Lei 59 de 1833 - Reorganização do sistema monetário do Brasil Independente

Lei nº 59 de 8 de outubro de 1833: Fixa o novo padrão monetario; estabelece um Banco de Circulação e deposito; autoriza o Governo a celebrar com particulares ou companhias contractos para a mineração dos terrenos da Nação; altera o imposto do sello e crêa a taxa annual dos escravos.

A Regencia Permanente, em Nome do Imperador o Senhor D. Pedro II, Faz saber a todos os subditos do imperio que a Assembléa Geral decretou, e Ella sanccionou a lei seguinte:

Art. 1º Na receita e despeza das estações publicas entrarão o ouro e a prata em barras, ou em moedas nacionaes ou estrangeiras, a dous mil e quinhentos réis por oitava de ouro de vinte e dous quilates.

Art. 2º As moedas de meia onça de ouro continuarão a ser cunhadas, sem que nellas se imprima o valor nominal.

Art. 3º Estabelecer-se-ha na Cidade do Rio de Janeiro um Banco de circulação, e de deposito, com a denominação de Banco do Brasil, o qual existirá por espaço de vinte annos contados do começo de suas operações.

Art. 4º O seu capital poderá ser elevado até 20.000:000$000, divididos em acções de 100$000, que serão pagas em metaes preciosos na fórma fixada no art. 1º.

Art. 5º O Governo será accionista de quarenta mil acções, cujo pagamento se realizará em prazo indefinido com os fundos seguintes:

§ 1º Os capitaes pertencentes à Fazenda Nacional ora existentes nos cofres do extincto Banco.

§ 2º O producto dos impostos estabelecidos pelo Alvará de 20 de Outubro de 1812.

§ 3º O producto dos contractos, que por esta Lei o Governo fica autorizado a celebrar com individuos, ou companhias nacionaes, ou estrangeiras, para a mineração dos terrenos da Nação em todas as Provincias do Imperio, exceptuados os diamantinos do Serro Frio.

§ 4º O producto do imposto do sello, que fica por esta Lei extensivo a todos os papeis e documentos constantes da tabella junta.

§ 5º O producto da taxa annual de 2$000 paga pelos habitantes das Cidades e Villas em razão de cada escravo nellas possuidos, além do numero de dous sendo solteiros os proprietarios, e de quatro sendo casados.
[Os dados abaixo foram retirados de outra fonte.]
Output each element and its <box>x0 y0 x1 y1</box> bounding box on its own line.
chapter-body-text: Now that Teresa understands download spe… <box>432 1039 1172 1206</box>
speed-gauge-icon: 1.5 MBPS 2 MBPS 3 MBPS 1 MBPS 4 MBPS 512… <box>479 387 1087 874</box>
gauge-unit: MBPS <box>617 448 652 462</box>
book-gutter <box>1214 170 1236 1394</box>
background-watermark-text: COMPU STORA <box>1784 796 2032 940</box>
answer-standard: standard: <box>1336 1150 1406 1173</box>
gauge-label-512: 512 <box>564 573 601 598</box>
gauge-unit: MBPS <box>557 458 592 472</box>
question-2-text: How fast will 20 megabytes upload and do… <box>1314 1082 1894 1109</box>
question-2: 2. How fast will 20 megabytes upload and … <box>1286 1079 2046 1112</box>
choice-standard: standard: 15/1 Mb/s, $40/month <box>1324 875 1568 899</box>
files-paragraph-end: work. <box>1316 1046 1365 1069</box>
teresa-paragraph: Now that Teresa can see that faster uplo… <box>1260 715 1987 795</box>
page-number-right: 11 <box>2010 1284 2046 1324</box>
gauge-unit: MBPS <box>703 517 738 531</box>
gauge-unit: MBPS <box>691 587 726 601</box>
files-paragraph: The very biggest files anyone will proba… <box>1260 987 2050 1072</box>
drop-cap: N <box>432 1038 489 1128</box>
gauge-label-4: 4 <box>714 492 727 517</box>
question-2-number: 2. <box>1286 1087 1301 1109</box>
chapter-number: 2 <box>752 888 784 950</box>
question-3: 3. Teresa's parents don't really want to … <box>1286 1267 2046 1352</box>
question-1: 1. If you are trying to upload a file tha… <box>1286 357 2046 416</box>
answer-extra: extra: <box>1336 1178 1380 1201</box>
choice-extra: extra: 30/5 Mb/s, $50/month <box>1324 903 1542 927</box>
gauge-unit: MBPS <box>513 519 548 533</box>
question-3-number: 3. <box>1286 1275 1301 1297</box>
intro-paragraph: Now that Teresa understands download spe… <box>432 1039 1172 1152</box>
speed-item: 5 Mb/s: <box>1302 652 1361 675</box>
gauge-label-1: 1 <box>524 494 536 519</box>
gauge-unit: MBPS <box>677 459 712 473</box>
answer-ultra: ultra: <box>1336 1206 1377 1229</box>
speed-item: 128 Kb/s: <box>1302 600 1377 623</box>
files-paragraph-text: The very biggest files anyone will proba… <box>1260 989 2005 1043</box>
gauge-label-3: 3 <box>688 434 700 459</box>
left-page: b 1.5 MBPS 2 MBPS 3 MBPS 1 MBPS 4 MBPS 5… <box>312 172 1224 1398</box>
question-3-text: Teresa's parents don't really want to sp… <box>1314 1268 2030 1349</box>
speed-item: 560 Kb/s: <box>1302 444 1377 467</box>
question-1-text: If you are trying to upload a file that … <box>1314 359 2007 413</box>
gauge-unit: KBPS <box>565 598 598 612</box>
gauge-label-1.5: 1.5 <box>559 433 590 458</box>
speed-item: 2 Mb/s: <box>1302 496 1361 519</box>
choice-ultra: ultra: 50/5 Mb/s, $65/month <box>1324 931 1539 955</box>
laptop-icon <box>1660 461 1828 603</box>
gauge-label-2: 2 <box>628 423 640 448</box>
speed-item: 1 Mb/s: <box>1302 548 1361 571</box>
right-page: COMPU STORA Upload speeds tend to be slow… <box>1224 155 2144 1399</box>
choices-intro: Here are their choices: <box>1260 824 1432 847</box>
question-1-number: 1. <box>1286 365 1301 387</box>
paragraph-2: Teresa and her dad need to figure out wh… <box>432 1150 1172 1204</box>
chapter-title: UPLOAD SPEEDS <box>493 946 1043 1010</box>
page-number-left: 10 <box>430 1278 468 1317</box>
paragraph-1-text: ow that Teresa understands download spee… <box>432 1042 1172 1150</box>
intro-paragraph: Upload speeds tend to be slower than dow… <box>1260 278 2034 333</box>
Exceptuam-se os escravos menores de doze annos e maiores de sessenta.

Art. 6º Será livre a qualquer individuo, ou companhia, subscrever até duas mil acções, e não mais. Os pagamentos das subscripções serão preenchidos respectivamente pelos subscriptores no lugar em que subscreverem, e nos periodos seguintes: na occasião de subscreverem pagarão 30$000 de cada acção; seis mezes depois de subscreverem pagarão 35$000; e no fim de doze mezes da época da subscripção pagarão os restantes 35$000 de cada acção.

Art. 7º As subscripções serão abertas na Cidade do Rio de Janeiro debaixo da superintendencia de cinco commissarios nomeados pelo Governo, e de tres commissarios da mesma sorte nomeados em cada um dos outros lugares, onde mais convenientemente se puderem realizar taes subscripções. Esses commissarios receberão uma compensação razoavel pelos seus serviços respectivamente, e serão indemnizados das despezas feitas; o que tudo será pago pelo Presidente, Directores, e Companhia do Banco por conta dos fundos do mesmo Banco.

Art. 8º Finda a subscripção em cada lugar, os commissarios mandarão tirar duas copias della, uma das quaes remetterão ao Ministro de Estado da Fazenda, e a outra guardarão; enviando o original aos commissarios na Cidade do Rio de Janeiro.

Art. 9º Recebidas as subscripções originaes (ou copias dellas, em caso que os originaes se tenham perdido, desencaminhado, ou demorado), os commissarios na Cidade do Rio de Janeiro procederão immediatamente a tomar uma conta de taes subscripções.

Art. 10. Se acharem subscriptos mais de 16.000:000$ os sobreditos commissarios deduzirão das maiores subscripções a somma de tal excesso, de maneira que nenhuma subscripção será diminuida em quanto houver uma maior. A reducção porém não se praticará nos lugares, onde as subscripções recebidas não excederem de duas mil acções, nem fará descer desse valor as subscripções de qualquer lugar.

Art. 11. No caso que a somma total das subscripções recebidas nos diversos lugares não chegue a 16.000:000$, as subscripções continuarão abertas até preenchimento da referida somma.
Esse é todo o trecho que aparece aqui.